The choices flew like fur when we named our kitty

I've often wondered what names cats would choose for themselves, if they could voice their preferences. A friend of mine suggested "Lord, Master of the Universe," but I assured her not all cats are snooty. Some of them are as sweet as teddy bears.

Last fall, a particularly lovable cat entered our lives. While Emily and I were at the stable one day tending to her horse, I noticed a new addition to the barn: a fluffy, pumpkin-orange cat with topaz eyes. Barn cats by nature can be skittish, but this beautiful guy had not yet adopted the rules of the wild. He curled into my arms and purred the entire time I held him. The stable owner told me someone had abandoned him in the barnyard, and she encouraged me to "take him home."

The last thing I needed was another cat, but I couldn't resist holding him each day when we stopped by the barn. He would follow me out to the arena when Emily rode her horse and crawl onto my lap when I sat on the beach, purring nonstop. "I've absolutely fallen for that cat," I told Duane one night.

"I've noticed," he said. "Bring him home."

From the beginning, our new kitty was grateful and eager to be included in our family.
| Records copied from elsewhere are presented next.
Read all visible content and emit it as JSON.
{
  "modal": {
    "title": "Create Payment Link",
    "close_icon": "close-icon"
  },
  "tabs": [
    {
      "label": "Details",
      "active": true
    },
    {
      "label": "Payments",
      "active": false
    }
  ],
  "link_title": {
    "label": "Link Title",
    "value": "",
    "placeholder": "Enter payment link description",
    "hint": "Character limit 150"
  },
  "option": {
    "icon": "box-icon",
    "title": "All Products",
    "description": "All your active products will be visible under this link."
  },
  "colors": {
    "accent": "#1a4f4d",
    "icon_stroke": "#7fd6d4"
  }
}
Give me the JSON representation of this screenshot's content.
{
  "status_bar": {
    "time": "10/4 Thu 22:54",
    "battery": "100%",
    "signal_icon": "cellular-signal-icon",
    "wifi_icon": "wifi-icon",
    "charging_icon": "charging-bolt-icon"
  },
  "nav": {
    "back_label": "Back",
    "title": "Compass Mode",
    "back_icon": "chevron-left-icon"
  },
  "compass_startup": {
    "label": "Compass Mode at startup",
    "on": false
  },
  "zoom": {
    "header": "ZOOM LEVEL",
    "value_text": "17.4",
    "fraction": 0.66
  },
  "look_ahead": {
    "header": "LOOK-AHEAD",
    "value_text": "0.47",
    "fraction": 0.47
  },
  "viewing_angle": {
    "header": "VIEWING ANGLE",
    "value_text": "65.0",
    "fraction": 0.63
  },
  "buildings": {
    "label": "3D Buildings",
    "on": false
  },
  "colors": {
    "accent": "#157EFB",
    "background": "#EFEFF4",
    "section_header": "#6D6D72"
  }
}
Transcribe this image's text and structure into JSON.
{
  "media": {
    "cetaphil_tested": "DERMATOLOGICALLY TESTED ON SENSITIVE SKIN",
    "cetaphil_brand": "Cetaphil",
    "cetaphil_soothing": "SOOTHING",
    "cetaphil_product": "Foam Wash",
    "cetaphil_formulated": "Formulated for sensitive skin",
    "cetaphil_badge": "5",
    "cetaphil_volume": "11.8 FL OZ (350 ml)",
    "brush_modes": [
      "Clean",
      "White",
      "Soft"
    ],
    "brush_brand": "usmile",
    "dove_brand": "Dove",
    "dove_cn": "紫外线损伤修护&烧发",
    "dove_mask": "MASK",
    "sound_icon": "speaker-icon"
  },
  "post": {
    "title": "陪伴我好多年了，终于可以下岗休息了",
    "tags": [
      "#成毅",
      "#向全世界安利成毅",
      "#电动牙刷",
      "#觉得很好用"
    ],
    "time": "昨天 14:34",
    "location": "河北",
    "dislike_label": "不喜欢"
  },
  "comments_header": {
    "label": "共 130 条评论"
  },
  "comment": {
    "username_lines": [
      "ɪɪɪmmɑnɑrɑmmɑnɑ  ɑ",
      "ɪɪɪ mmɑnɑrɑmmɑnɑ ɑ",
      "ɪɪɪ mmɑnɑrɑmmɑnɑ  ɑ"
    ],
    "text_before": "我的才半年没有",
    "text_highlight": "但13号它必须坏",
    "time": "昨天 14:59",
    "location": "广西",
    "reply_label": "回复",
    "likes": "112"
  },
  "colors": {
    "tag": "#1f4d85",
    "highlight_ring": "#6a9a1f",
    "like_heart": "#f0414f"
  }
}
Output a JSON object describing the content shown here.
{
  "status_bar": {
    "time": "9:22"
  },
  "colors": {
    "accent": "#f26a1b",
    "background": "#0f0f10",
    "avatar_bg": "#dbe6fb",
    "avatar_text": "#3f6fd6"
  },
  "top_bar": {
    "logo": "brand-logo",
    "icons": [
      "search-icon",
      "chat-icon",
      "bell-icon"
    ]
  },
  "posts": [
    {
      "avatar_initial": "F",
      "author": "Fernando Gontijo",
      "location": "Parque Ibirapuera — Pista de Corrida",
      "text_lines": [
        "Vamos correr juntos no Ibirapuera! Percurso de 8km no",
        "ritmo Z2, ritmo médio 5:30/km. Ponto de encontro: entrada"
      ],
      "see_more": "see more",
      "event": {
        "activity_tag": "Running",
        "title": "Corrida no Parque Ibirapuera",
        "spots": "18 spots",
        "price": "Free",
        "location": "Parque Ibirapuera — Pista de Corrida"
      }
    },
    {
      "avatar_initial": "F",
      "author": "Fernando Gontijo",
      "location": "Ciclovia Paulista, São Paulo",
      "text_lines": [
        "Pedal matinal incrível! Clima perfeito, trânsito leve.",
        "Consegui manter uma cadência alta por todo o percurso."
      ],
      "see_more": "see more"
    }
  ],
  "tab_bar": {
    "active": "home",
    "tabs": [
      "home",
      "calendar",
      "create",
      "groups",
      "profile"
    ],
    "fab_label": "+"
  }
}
He pussyfooted from room to room of our home, his eyes wide and curious, as if to ask, "All of this ... is my new home?" He showed deference to our other cats and made friends with the dog.

He loved to be held, was thrilled to be fed, and always, always purred. Such a special cat deserved a special name, I reasoned. The new kitty was mine, but I told my family I'd choose a name everyone agreed on. Always one to avoid conflict, Duane excused himself from the naming game, but the girls were eager to play. "How about Charlie?" Jen suggested.

"Well, I really like the name Teddy," I said. The cat reminded me of a gentle teddy bear. Unfortunately, no on else liked the name.

"He's not a bear," the girls said.

"Then Theodore," I offered. I could call him Teddy when no one was around.

"Not Theodore. How about Pumpkin?" someone said.

"Nope." The girls had named our last cat Waffles, and I was determined this kitty's name would be more distinguished. That night, the choices flew like fur, fast and furious: Mew-baby, Purryface, Fluffy, Topaz.

"How about Pancake or Syrup?" the girls said. "To go with Waffles's name."

"No more breakfast foods," I said. "I want a nice boy's name. How about Theodore? I really like that name."

"Noooo!" the girls protested. "Anything but that."

The next day we borrowed baby name books from the library and read off a gazillion possibilities, none of which pleased everyone. We also studied our new kitty's personality to see what names might suit him. He enjoyed rolling in circles and climbing and flipping over the rungs of our dining room chairs, but I nixed the name of Acrobat Cat. He also enjoyed playing chase games with our dog, Mollie, and letting her give him very sloppy kisses on his cheeks and ears. But what name could capture all these qualities?

That afternoon, the girls held a private conference and somehow came up with Simon. I wasn't sure the name fit the cat but agreed to call him Simon for a day to see if it worked. Being the agreeable character he was, the cat came running to "Simon" as well as he had to "Here, kitty, kitty." But after a few hours, I began calling him Theodore. He followed me around with that name, too. "No, Mom, not Theodore!" the girls wailed.

For the next few days, they called him Simon, while I called him Theodore. Soon the girls were calling him Simon Theodore.

"Nooo," I said. "I always want to shout 'Alvin!' when you call him that! He's not a chipmunk."

"We'll drop Simon if you drop Theodore," they said. We were back to square one.

The next day as I cuddled my impossible-to-name kitty, I looked in his eyes and wondered what name he would choose for himself. He purred contentedly in response, but I couldn't believe he would call himself Purr-Baby or Purryface. "How about Charlie?" I asked him. "That's a nice boy's name, and you're such a nice boy." He kept purring, and I took it as a yes, though I knew he'd purr for any name I offered.

'We'll call him Charles," I told the girls that afternoon. "Charlie for short."

"Mom!" Jen groaned. "That's the first name I suggested!"

"Really? I don't remember that. Anyway, it's my grandpa's middle name, and this will be in honor of him." The naming game had gone on long enough. I was firm in my decision, and the girls agreed they could live with the grand name of Charlie.

Charlie accepted his name readily, of course. He's had his name for almost a year now and it fits him well. But he also comes running when the girls call him Simon Theodore Charlie, and he seems equally pleased with Emily's unusual nickname for him, Cha-cha-ya-ya. He's so agreeable to anything we call him, I'm not sure he could decide if he had to choose his own name.

Then again, he might choose Theodore. Or maybe even Teddy.